L’aventure Collection R maintenant : comment en es-tu venue à travailler avec eux et à leur présenter le projet Phaenix. A ton avis pourquoi t’on-t-ils choisi ? Encore une fois, c’est une histoire de rencontre, une histoire humaine avant tout. Quand je travaillais avec Constance Joly-Girard sur la trilogie de la Quête des Livres-Monde, j’ai eu l’idée de ce roman et je lui en ai parlé, comme étant un futur projet possible pour l’après « Quête ». Elle a tout de suite été emballée par l’histoire. Sauf que Intervista s’est arrêté, et qu’il n’y a pas eu d’après « Quête »… Mais Constance était persuadée que l’idée de Phænix était bonne et a tenu à m’accompagner sur ce projet. Elle a joué le rôle « d’agent littéraire », elle a contacté divers éditeurs, avec le dossier de présentation que j’avais rédigé sur Phænix sous le bras. Elle a ainsi rencontré Glenn Tavennec, qui n’avait pas encore créé la collection R. Lui aussi a tout de suite aimé l’idée, le concept et quand il a créé sa collection pour Robert Laffont, il m’a contactée. J’ai de la chance : il avait aimé la Quête des Livres-Monde et me faisait entièrement confiance pour Phænix. J’ai commencé l’écriture du roman après un déjeuner avec Glenn et Constance, et l’aventure a vraiment commencé là. C’est un peu un rêve extraordinaire qui se réalise : à partir d’une idée, d’une conversation, arriver à être publiée chez Laffont, c’est incroyable !

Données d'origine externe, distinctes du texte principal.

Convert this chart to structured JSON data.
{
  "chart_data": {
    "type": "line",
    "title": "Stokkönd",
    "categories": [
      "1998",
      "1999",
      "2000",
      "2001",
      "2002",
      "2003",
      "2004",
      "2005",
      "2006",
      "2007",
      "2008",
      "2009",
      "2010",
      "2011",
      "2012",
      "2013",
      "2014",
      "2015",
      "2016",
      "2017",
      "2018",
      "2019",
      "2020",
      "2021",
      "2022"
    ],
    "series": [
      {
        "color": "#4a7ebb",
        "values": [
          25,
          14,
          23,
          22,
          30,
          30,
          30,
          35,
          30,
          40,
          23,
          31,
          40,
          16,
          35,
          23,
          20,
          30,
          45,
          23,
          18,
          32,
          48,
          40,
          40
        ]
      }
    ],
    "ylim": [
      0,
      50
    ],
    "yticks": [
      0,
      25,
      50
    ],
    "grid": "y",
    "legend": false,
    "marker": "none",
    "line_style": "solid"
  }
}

Peux-tu nous présenter Phaenix ?
Comme je l’ai déjà dit, j’aime explorer des histoires très différentes les unes des autres, donc pour ceux qui m’ont déjà lue, Phænix est autre chose. Cette fois, j’ai voulu entrer dans le quotidien d’une héroïne, Anaïa, qui mène, a priori, une vie très ordinaire, bercée par ses cours à la fac, ses leçons de violoncelle, ses relations amicales. Mais dans son quotidien, de petits événements étranges s’insinuent presque à son insu. Ces événements prennent de plus en plus d’importance, pour lui révéler un destin différent de ce qu’elle imaginait au départ. C’est également une histoire d’amour, une histoire bercée de musique (vous pourrez écouter la playing list du roman tout en le lisant !), j’ai pris des cours de violoncelle pour être capable de parler de l’art d’Anaïa. C’est une histoire empreinte de symboliques, d’échos… Une histoire plus lente, plus intime. Evidemment, on y parle du Phénix, l’oiseau mythique, mais c’est avant une histoire humaine…
L’histoire se passe en France….
Oui dans le Sud, mais un Sud pas exactement défini, fictif. C’est en fait des images du Sud que je connais, des images qui m’ont marquées et que j’ai assemblées pour créer le Sud de Phaenix. C’est une région que je connais bien puisque j’ai vécu un an à Marseille, que je vais souvent chez mon oncle dans le Var, justement, et que j’y ai visité pas mal de collèges pour le prix des Incorruptibles.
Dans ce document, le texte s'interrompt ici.